A steel wire of length $4.5\, m$ and cross-sectional area $3 × 10^{-5}\, m^2$ stretches by the same amount as a copper wire of length $3.5\, m$ and cross-sectional area of $4 × 10^{-5}\, m^2$ under a given load.
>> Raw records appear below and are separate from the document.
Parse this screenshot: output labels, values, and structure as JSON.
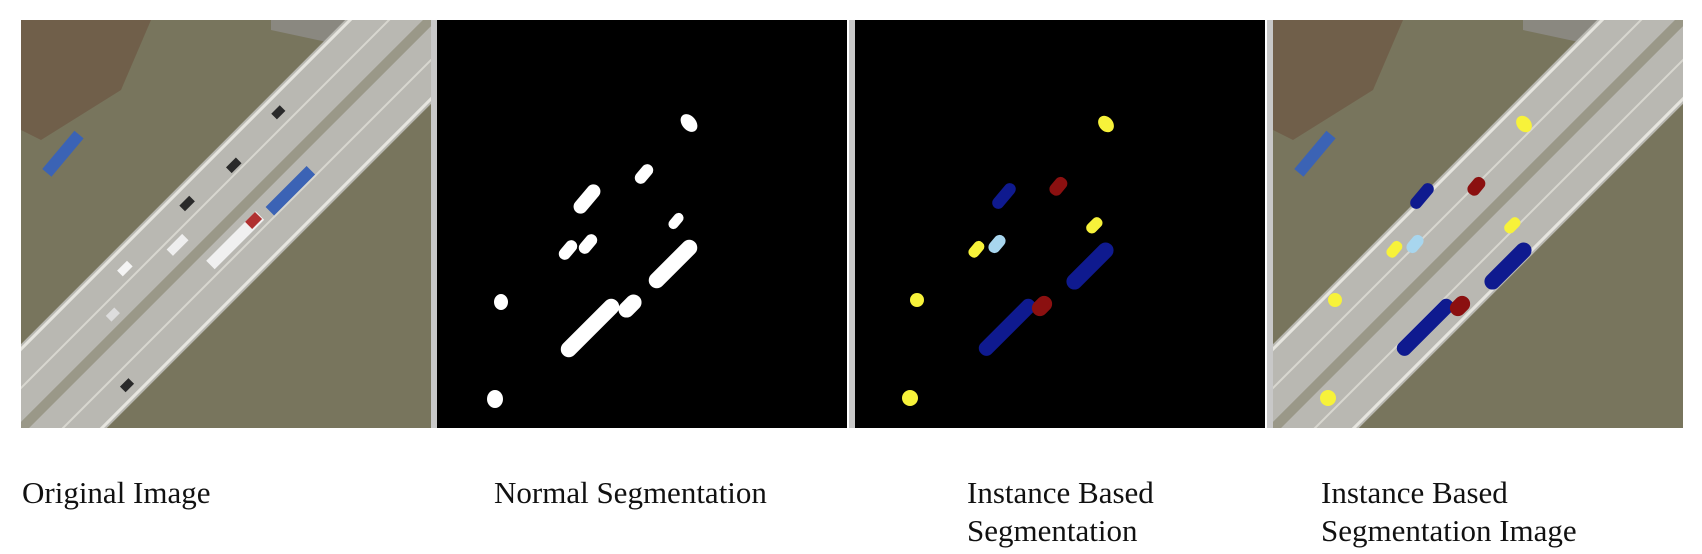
{
  "captions": {
    "original": "Original Image",
    "normal": "Normal Segmentation",
    "instance_line1": "Instance Based",
    "instance_line2": "Segmentation",
    "instance_image_line1": "Instance Based",
    "instance_image_line2": "Segmentation Image"
  },
  "colors": {
    "ground": "#7d7a62",
    "road": "#b9b8b2",
    "lane_line": "#e6e5df",
    "mask_background": "#000000",
    "mask_foreground": "#ffffff",
    "instance_yellow": "#f7f23a",
    "instance_navy": "#0f1a8f",
    "instance_maroon": "#8b1010",
    "instance_lightblue": "#a8d6ee",
    "separator": "#c8c8c8"
  }
}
The ratio of the Young’s modulus of steel to that of copper is

• A. $1.3$
• B. $1.5$
• C. $1.7$
• D. $1.9$

Answer 1

Answer: (C)

For copper wire, $L_C = 3.5\, m,$
$A_C = 4 × 10^{-5}\, m^2$
For steel wire, $L_S = 4.5\, m,$
$A_S = 3 × 10^{-5}\, m^2$
As Young's modulus, $\Upsilon=\frac{\left(F / A\right)}{\left(\Delta L / L\right)}$
As applied force F and extension $ΔL$ are same for steel and copper wires
$\therefore \frac{F}{\Delta L}=\frac{\Upsilon_{S}A_{S}}{L_{S}}=\frac{\Upsilon_{C}A_{C}}{L_{C}}$
where the subscripts $C$ and S refers to copper and steel respectively.
$\therefore \frac{\Upsilon_{S}}{\Upsilon_{C}}=\frac{L_{S}}{L_{C}}\times\frac{A_{C}}{A_{S}}$
$=\frac{\left(4.5\,m\right)\times\left(4\times10^{-5}\,m^{2}\right)}{\left(3.5\,m\right)\times \left(3\times 10^{-5}\,m^{2}\right)}=1.7$